Sancho Loko, que foi preso por lesão corporal, fraude processual e falsidade ideológica, foi derrotado por nocaute técnico no boxe contra atleta LGBTQIA+ Stanley “O Máscara” O policial militar e influenciador digital Marcionilio Sancho Cambuhy Junior, conhecido nas redes sociais como Sancho Loko, foi derrotado por nocaute técnico pelo boxeador gay pernambucano Stanley “O Máscara”. A luta ocorreu no início do mês, durante a primeira edição da Liga Monstro Combate (LMC), realizada em Curitiba, mas sempre vale à pena rever. O confronto, disputado na categoria peso casado de 90 kg, terminou no quarto round após o árbitro interromper a luta em razão do forte sangramento sofrido por Sancho Loko e da superioridade técnica demonstrada pelo adversário.
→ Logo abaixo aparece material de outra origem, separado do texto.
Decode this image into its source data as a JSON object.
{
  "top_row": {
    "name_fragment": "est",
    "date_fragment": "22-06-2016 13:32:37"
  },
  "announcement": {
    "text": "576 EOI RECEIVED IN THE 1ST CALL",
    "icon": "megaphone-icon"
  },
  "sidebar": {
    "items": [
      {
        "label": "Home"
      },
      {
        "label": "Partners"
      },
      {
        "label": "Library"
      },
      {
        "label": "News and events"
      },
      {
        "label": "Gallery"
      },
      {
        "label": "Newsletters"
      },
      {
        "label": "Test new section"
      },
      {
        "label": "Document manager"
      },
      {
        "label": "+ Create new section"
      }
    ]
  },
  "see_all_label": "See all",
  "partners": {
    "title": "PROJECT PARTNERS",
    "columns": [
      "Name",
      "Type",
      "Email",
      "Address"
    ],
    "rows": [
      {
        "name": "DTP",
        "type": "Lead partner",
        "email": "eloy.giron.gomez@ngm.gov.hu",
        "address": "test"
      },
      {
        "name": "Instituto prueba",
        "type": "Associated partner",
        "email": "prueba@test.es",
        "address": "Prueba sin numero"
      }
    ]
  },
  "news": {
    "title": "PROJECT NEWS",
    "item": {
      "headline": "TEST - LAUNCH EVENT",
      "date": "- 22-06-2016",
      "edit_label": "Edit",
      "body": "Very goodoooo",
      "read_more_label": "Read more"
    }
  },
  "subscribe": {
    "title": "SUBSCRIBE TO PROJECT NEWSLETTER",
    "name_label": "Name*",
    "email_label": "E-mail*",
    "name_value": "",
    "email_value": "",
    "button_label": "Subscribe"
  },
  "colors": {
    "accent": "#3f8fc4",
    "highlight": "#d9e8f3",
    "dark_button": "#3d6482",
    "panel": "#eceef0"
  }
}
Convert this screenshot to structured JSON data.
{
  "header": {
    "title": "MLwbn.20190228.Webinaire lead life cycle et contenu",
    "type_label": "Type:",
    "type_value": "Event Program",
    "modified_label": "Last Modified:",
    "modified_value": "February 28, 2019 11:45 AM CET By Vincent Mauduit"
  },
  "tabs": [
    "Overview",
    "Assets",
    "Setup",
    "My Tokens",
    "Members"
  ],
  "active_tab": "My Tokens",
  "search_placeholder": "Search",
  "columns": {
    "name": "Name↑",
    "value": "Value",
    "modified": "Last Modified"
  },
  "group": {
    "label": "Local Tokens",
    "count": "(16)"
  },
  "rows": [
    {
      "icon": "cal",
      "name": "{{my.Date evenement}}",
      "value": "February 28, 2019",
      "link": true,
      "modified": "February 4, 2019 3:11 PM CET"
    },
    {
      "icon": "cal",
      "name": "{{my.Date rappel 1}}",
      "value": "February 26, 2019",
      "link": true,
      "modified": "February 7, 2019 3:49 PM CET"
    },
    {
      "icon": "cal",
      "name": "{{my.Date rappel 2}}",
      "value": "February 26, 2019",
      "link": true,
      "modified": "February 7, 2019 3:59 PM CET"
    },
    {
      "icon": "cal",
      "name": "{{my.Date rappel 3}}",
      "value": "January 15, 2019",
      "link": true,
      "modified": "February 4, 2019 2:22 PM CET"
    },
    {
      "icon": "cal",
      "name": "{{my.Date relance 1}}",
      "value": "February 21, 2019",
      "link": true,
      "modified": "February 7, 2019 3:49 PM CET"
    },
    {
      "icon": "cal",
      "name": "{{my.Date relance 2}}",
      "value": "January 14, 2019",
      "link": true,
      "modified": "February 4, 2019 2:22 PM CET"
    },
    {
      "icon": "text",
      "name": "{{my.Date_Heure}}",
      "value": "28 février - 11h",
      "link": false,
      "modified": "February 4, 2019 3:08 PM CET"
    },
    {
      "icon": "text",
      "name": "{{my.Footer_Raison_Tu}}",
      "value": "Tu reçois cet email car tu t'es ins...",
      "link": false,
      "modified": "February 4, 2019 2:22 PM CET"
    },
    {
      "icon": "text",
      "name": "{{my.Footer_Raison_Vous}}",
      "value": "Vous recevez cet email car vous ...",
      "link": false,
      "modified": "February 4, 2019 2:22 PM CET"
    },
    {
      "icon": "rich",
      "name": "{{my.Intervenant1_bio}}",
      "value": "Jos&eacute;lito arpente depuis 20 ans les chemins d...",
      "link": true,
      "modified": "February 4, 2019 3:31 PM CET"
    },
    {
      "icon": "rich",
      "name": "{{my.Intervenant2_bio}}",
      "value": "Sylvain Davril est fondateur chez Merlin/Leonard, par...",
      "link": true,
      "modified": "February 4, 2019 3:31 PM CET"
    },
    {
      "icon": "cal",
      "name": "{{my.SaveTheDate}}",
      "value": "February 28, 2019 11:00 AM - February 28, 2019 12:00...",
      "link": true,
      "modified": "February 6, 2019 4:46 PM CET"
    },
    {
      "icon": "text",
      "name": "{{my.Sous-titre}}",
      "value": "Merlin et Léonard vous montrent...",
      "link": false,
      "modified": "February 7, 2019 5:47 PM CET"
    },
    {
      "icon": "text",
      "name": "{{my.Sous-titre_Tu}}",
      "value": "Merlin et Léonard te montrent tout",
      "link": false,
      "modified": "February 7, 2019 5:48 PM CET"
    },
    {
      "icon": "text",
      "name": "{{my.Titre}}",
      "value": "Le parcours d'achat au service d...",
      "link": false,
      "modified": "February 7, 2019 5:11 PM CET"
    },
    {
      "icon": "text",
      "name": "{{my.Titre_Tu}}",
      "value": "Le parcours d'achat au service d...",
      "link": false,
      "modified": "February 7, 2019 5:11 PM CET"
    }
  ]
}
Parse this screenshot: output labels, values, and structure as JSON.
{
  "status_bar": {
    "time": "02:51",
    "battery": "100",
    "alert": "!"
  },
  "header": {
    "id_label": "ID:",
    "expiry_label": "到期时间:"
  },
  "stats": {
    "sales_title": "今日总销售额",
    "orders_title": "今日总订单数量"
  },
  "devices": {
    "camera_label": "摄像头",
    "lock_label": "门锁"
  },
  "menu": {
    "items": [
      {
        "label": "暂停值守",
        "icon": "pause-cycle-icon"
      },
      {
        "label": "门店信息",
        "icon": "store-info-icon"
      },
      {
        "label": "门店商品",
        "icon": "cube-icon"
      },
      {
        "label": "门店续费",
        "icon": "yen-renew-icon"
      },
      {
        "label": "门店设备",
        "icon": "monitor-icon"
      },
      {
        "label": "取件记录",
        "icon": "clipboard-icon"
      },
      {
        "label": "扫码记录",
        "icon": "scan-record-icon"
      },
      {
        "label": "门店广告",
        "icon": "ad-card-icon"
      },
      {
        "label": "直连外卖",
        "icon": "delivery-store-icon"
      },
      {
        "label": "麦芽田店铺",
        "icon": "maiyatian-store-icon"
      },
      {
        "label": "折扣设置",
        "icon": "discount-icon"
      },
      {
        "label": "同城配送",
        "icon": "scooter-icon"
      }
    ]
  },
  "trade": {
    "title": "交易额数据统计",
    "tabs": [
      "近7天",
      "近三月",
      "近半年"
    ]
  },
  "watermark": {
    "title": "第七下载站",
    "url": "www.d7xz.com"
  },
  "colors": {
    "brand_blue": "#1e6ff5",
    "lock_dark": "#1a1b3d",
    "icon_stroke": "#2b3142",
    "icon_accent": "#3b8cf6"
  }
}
Nocaute técnico
Stanley dominou o combate desde os primeiros assaltos, aplicando knockdowns ao longo da luta até conquistar a vitória por nocaute técnico. O duelo rapidamente repercutiu nas redes sociais e foi eleito a melhor luta do card pelos canais oficiais da Liga Monstro Combate.
Além do resultado esportivo, o confronto ganhou destaque pelo perfil dos atletas. Stanley “O Máscara” representa a comunidade LGBTQIA+, enquanto Sancho Loko se tornou conhecido nas redes sociais por publicar conteúdos sobre sua rotina como policial militar e defender pautas de segurança pública alinhadas ao discurso de “linha dura”.
Investigado por crimes durante abordagens
A derrota ocorre poucos meses após Sancho Loko se tornar alvo de uma investigação conduzida pelo Ministério Público do Paraná.
O policial foi preso em uma operação do Grupo de Atuação Especial de Combate ao Crime Organizado (Gaeco), que apura a suposta prática de crimes como tortura, lesão corporal, fraude processual e falsidade ideológica durante abordagens policiais.
Posteriormente, o Tribunal de Justiça do Paraná concedeu habeas corpus ao policial, substituindo a prisão preventiva por medidas cautelares. Entre elas estão o recolhimento domiciliar no período noturno e aos fins de semana.
A defesa de Sancho Loko nega as acusações e sustenta que o policial é inocente no processo criminal.